Much later, when the Head Treasurer’s men brought us up toward the Middle Gate, death occupied my mind, the silence of death. But, as I passed through the gate where countless pashas had been executed, the guards acted as if they didn’t even see us. The Divan Square, which yesterday had dazzled me as if it were Heaven itself, the tower and the peacocks didn’t affect me in the least, for I knew that we were being taken further inside, to the heart of Our Sultan’s secret world, to the Private Quarters of the Enderun.

We passed through doors barred even to the Grand Viziers. Like a child who’d entered a fairy tale, I kept my eyes trained on the ground to avoid coming face-to-face with the wonders and creatures that might confront me. I couldn’t even look at the chamber where the Sultan held audiences. But my gaze happened to fall momentarily on the walls of the harem near an ordinary plane tree, one no different from other trees, and on a tall man in a caftan of shimmering blue silk. We passed among towering columns. Finally, we stopped before a portal, larger and more imposing than the rest, framed in ornate stalactite patterns. At its threshold stood Treasury chiefs in glimmering caftans; one of them was bending to open the lock.

Staring directly into our eyes, the Head Treasurer said: “You are truly blessed by fortune, His Excellency Our Sultan has granted you permission to enter the treasury of the Enderun. There, you will examine books that no one else has seen; you will gaze upon incredible pictures and pages of gold, and like hunters, you will track the spoor of your prey, the murderer. My Sultan bade me remind you that good Master Osman has three days-one of which is now over-until Thursday noon, in which to name the culprit in the miniaturists’ midst; failing that, the matter shall be turned over to the Commander of the Imperial Guard to be resolved by torture.”

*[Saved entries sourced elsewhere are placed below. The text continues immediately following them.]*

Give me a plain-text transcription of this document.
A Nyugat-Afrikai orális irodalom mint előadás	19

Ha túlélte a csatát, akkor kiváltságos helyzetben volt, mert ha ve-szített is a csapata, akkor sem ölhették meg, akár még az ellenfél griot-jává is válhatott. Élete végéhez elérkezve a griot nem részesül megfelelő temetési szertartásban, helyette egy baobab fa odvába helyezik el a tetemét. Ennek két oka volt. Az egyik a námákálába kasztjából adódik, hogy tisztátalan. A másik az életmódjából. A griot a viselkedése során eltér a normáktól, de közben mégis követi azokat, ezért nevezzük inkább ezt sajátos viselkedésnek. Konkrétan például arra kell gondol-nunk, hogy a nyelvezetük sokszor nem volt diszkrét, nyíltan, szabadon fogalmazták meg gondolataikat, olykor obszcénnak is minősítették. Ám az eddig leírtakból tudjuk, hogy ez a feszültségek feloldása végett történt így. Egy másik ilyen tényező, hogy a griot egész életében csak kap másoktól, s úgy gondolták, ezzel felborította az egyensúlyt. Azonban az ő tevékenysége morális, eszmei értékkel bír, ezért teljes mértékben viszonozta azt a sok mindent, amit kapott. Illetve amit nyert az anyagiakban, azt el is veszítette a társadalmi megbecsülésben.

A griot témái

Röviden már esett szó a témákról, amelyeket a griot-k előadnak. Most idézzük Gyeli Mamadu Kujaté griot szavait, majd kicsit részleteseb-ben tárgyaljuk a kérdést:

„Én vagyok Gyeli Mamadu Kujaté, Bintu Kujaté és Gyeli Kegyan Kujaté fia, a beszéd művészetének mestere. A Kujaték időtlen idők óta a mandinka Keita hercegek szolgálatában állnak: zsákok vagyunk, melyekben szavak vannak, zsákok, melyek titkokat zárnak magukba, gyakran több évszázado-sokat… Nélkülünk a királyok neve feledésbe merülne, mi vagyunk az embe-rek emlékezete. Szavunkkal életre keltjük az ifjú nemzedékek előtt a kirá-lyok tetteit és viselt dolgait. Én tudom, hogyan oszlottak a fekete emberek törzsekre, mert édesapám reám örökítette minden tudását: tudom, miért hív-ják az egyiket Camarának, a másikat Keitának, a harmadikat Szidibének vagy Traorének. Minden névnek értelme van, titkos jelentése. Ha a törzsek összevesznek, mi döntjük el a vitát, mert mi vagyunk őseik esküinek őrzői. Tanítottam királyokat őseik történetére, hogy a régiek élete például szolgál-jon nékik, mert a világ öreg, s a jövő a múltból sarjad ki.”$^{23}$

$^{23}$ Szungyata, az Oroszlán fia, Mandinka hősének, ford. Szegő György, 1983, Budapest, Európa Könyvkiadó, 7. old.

First, they removed the cloth sheath around the padlock, sealed to ensure no key entered the keyhole without permission. The Doorkeeper of the Treasury and the two chiefs confirmed the seal was intact, signaling with a nod. The seal was broken, and when the key was introduced, the lock opened with a clatter that filled the pervasive silence. Master Osman suddenly turned an ashen gray. When one wing of the heavy, embellished-wood double door was opened, his face was struck by a dark radiance that seemed a remnant of ancient days.

“My Sultan didn’t want the scribal chiefs and the secretaries who keep inventory records to enter unnecessarily,” said the Head Treasurer. “The Royal Librarian has passed away and there’s no one to look after the books in his stead. For this reason, My Sultan has commanded that Jezmi Agha alone should accompany you within.”

Jezmi Agha was a dwarf with bright, shining eyes who appeared to be at least seventy years old. His headdress, which resembled a sail, was even more peculiar than he.

“Jezmi Agha knows the interior of the treasury like his own house; he knows the locations of books and all else better than anyone.”

The aging dwarf displayed no pride in this. He was running an eye over the silver-legged heating brazier, the chamber pot with a mother-of-pearl inlaid handle, the oil lamp and the candlesticks that the palace pages were carrying.

The Head Treasurer announced that the door would again be locked behind us and sealed with the seventy-year-old signet of Sultan Selim the Grim. After the evening prayers, at sunset, the seal would again be broken, before the witness of the attendant crowd of Treasury chiefs. Moreover, we should exercise great caution that nothing whatsoever “mistakenly” found its way into our clothes, pockets or sashes: we would be searched down to our undergarments upon exiting.